Они тоже показались ей странными. Двое пожилых людей и мужчина, который её привёл, выглядели так старомодно, что ей показалось, она попала в другой век.
– Откуда ты взялась? – спросил мужчина.
– Как это откуда? Я же вам русским языком говорю: залезла в ваш сарай с другой стороны, в дырку в стене, потому что убегала от преследователей.
– Как они были одеты?
– Вот ещё! Я даже не оглядывалась ни разу! Они шли по пятам, ржали, как кони, и говорили всякие сальности! Если бы я остановилась, они бы сцапали меня!
– На каком языке они говорили?
– Вы что, издеваетесь? На русском. Точнее, на матерном. Отпустите меня, пожалуйста, я ничего вашего не взяла. Меня уже дома заждались. Ну, пожалуйста, – заканючила Мария.
– Где ты живёшь?
– На улице Пожарского – это недалеко отсюда, – все переглянулись, Мария же начала сердиться, – ну, что вы за люди такие, неужели не видно, что я не вор, а несчастная женщина?
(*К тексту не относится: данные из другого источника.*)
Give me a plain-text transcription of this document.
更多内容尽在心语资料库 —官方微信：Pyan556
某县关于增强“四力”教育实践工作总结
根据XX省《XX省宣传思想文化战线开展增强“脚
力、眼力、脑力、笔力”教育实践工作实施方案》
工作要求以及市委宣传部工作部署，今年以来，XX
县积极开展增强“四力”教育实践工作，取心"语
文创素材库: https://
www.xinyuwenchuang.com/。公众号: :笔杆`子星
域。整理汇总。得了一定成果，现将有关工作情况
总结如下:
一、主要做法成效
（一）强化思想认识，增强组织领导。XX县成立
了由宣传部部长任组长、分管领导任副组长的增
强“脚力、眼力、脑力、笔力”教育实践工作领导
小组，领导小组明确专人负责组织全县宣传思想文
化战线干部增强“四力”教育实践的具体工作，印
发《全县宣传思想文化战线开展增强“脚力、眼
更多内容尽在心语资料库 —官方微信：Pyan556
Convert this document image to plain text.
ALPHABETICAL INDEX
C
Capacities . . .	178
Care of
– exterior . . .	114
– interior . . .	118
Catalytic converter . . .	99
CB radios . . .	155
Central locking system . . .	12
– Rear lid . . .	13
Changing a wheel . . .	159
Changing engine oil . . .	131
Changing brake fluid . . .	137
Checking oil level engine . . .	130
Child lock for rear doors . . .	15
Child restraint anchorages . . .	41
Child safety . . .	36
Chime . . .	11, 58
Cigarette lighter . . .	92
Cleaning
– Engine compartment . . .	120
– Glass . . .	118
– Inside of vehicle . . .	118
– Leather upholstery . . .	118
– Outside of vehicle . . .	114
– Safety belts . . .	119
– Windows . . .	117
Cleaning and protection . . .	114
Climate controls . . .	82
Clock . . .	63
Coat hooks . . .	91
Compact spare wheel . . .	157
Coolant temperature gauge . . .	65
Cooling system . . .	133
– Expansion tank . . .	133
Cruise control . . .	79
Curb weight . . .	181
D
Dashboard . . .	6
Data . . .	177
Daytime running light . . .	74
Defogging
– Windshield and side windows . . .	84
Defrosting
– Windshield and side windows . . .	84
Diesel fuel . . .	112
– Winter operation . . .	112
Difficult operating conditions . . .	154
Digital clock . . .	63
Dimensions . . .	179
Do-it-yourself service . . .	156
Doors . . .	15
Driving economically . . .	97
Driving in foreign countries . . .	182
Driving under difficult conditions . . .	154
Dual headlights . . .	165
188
– Очень хорошо видно, именно поэтому тебя придётся ликвидировать, – у Марии похолодело внутри, куда она попала?
– Как, как это? Вы что? Вы кто? – Мария обвела всех расширенными от ужаса глазами.
– Спрашивать буду я, – жёстко оборвал её мужчина, – как тебя зовут, откуда ты родом, рассказывай подробно.
– Не понимаю, зачем вам это нужно? Я же ничего не взяла, вот – посмотрите, женщина, хоть вы заступитесь, он же ненормальный, я же только домой прошусь! – Мария обратилась к пожилой женщине в сарафане, какие носили в 19 веке, – та испуганно шарахнулась.
– Молчать! – рявкнул молодой мужчина, – Я ясно сказал – рассказывай.
– О, Господи! Зовут меня Мария Борисовна Селиванова, по мужу Романенко, работаю бухгалтером, живу на улице Пожарского, разведена, сыну пять лет, сидит сейчас дома, плачет, я ему подарков накупила, а дойти до дома не могу, – Мария только сейчас осознала в каком она дурацком положении оказалась, и слёзы горячей волной полились из её глаз.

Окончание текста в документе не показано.